L’histoire politique du handicap - De l’infirme au travailleur handicapé

Pascal DORIGUZZI, L’Harmattan, 1994, 223 p.

La manière dont chaque société traite ses personnes handicapées est révélateur de son mode de fonctionnement.
Pendant des siècles, la désignation commune de l’inadaptation a été résumée dans le terme “ infirme ”. Puis au XXème siècle, on assiste à une accélération: on passe coup sur coup au vocable de “ mutilé ” puis d’ “ invalide ” avant que ne finisse de s’imposer la notion de “ handicapé ”. Pascal Doriguzzi atteint lui-même d’une ataxie qui le contraint à utiliser un fauteuil roulant nous propose une histoire du handicap depuis la période féodale jusqu’à nos jours, dont l’évolution sémantique est le reflet.
Le Moyen-Âge considère l’infirme comme une forme de la misère parmi tant d’autres qui signifie vivre ou survivre des aides familiales, du voisinage ou de la charité paroissiale. Sa représentation sociale tient à la fois de l’angoisse que sa souffrance inspire et du respect que sa proximité avec le sort du christ induit.

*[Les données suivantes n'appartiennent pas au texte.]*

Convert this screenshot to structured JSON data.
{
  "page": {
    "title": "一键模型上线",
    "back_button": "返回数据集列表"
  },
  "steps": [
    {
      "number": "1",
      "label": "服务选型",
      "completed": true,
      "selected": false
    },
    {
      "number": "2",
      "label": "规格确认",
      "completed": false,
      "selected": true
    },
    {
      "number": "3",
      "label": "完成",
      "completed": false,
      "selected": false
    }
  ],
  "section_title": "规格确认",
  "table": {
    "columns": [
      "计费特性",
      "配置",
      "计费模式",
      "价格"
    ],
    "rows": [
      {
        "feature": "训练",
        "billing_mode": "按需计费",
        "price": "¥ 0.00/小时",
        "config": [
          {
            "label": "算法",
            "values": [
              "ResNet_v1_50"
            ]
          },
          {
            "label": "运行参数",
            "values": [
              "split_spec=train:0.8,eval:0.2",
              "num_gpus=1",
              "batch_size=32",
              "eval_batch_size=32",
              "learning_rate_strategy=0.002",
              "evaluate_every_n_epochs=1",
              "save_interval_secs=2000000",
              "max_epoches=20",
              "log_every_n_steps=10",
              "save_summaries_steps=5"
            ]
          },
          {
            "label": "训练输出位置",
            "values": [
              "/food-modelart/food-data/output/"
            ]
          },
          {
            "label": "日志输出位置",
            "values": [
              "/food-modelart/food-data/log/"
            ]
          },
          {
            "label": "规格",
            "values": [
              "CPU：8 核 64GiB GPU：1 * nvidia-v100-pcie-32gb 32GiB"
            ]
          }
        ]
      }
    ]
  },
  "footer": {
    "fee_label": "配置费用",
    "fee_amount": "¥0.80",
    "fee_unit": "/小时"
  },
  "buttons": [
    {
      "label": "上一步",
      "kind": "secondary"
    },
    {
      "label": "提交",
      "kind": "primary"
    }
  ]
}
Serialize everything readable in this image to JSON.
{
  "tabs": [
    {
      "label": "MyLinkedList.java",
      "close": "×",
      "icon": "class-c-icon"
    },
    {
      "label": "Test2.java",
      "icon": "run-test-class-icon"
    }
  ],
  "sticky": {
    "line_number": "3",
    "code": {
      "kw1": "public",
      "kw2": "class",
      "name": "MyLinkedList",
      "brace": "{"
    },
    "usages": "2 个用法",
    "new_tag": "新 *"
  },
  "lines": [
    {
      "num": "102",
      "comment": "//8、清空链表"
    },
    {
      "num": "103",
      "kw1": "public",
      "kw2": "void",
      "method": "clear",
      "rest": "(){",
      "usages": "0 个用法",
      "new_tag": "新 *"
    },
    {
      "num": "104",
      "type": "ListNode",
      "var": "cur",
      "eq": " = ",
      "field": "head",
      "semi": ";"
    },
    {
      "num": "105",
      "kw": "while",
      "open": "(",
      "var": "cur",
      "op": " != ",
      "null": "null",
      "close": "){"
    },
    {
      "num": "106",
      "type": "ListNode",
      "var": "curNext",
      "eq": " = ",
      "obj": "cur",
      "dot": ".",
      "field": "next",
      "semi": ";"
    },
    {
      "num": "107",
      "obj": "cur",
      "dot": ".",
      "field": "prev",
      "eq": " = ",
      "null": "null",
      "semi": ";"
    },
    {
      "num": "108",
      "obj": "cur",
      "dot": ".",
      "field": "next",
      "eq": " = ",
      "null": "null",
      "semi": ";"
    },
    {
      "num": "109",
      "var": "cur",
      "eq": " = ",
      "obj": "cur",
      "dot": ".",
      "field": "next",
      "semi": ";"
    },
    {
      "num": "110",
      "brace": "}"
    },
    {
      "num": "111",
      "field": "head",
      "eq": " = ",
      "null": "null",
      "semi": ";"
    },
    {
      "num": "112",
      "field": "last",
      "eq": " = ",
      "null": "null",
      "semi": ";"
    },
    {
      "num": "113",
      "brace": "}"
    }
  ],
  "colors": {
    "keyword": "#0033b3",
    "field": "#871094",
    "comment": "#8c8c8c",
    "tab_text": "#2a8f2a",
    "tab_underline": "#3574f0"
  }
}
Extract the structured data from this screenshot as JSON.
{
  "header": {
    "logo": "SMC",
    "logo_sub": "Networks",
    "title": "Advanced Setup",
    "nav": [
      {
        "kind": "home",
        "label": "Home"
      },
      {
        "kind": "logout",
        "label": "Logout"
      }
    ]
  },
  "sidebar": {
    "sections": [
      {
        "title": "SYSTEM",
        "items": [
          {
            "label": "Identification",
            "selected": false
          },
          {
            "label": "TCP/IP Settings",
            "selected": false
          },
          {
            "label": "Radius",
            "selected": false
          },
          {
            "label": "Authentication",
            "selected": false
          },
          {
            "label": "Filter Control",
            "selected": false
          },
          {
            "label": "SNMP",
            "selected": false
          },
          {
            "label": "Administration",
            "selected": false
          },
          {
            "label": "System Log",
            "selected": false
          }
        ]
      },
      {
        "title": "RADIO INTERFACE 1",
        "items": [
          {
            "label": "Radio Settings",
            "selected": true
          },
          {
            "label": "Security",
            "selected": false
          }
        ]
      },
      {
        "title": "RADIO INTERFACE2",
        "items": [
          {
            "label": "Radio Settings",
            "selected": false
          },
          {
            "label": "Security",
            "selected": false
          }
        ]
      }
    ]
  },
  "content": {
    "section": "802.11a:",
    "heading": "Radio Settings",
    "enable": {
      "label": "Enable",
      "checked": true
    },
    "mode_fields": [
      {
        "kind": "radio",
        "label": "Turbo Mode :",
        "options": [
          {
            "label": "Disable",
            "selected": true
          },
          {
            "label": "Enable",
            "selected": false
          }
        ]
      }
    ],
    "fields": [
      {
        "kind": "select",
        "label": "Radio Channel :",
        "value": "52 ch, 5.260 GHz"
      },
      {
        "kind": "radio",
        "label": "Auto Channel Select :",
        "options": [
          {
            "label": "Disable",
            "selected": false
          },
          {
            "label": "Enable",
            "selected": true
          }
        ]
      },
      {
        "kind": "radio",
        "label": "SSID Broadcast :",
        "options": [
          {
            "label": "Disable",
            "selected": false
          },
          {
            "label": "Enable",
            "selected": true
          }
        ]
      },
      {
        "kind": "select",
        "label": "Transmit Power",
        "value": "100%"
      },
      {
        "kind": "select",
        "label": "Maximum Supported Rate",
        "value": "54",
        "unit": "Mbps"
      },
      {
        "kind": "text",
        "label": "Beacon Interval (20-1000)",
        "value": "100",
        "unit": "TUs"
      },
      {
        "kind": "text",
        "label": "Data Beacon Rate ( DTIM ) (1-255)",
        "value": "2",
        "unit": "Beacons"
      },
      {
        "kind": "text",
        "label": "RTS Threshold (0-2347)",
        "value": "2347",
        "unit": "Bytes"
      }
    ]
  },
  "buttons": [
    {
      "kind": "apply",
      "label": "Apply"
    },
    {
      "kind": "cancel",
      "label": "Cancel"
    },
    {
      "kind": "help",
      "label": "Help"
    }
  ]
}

Mais dès que la domination économique rurale cède la place à la puissance urbaine, alors la richesse se trouve idéalisée et l’infirme se trouve marginalisé et mis à l’écart.
C’est la révolution française qui la première pose la question sociale dans son acception moderne en créant un Comité de Mendicité et en inventant le concept d’assistance publique. La constitution de la Convention précise: “ l’Etat devra du travail à ceux qui sont valides; il devra assistance à ceux qui sont infirmes ou qui ne pourront travailler. ” Mais, ces bonnes intentions ne se concrétiseront pas avent 1905, date à laquelle est promulguée la loi sur “ l’assistance obligatoire aux vieillards, infirmes et incurables ”. Ce texte voté malgré et contre la longue résistance des milieux conservateurs et patronaux prend place dans les grandes réformes sociales de la IIIème république.
Après la première guerre mondiale, la société responsable de millions de morts et parmi les survivants d’1 million d’invalides et de 388.000 mutilés ne peut plus raisonner en terme d’assistance. La loi de 1919 organise les pensions des mutilés de guerre. Celle de 1924, leur intégration sur le marché du travail: elle prévoit l’obligation d’emploi des salariés handicapés et instaure une redevance due par l’employeur en cas de non-respect de cette obligation.
Les lendemains de la seconde guerre mondiale sont marqués à leur tour par une loi qui va unifier les régimes d’invalidité en abandonnant la distinction sur l’origine civile, militaire ou professionnelle (1949).
Mais le taylorisme et son lot de vitesse, de cadences et de productivisme cantonne le travailleur handicapé dans le domaine de l’humanitaire. La solution imaginée se détourne d’une intégration dans le système scolaire et économique ordinaire au profit d’institutions spécialisées. L’enfance inadaptée est largement médicalisée. Quant aux adultes, on les destine aux Ateliers de Travail Protégé et aux Centres d’Aide par le Travail qui ouvrent dès 1957. L’assistance constitue le rapport social de plus de 80 % des personnes handicapées professionnellement qualifiées. Une étude du ministère du travail publiée en 1994 et concernant l’année 1992 indique que sur 89.000 établissements soumis à l’obligation d’emploi de travailleurs handicapés, 35 % respectent les 6 % de quota fixé par la loi, 25 % n’atteignent pas ce taux et 40 % se contentent de verser la redevance annuelle à l’AGEFIPH. Le strict respect de la légalité aurait nécessité l’embauche supplémentaire de 100.000 personnes.
La crise économique intègre au cortège des handicapés stricto-sensu toute une population marginalisée dans un amalgame aux contours des plus flous.
L’avenir de la personne handicapée est solidaire de celui du reste de la société notamment en ce qui concerne le choix d’une autre finalité sociale que la productivité à tout prix qui pousse à la marginalité de centaines de milliers de gens qu’ils soient inadaptés ou non.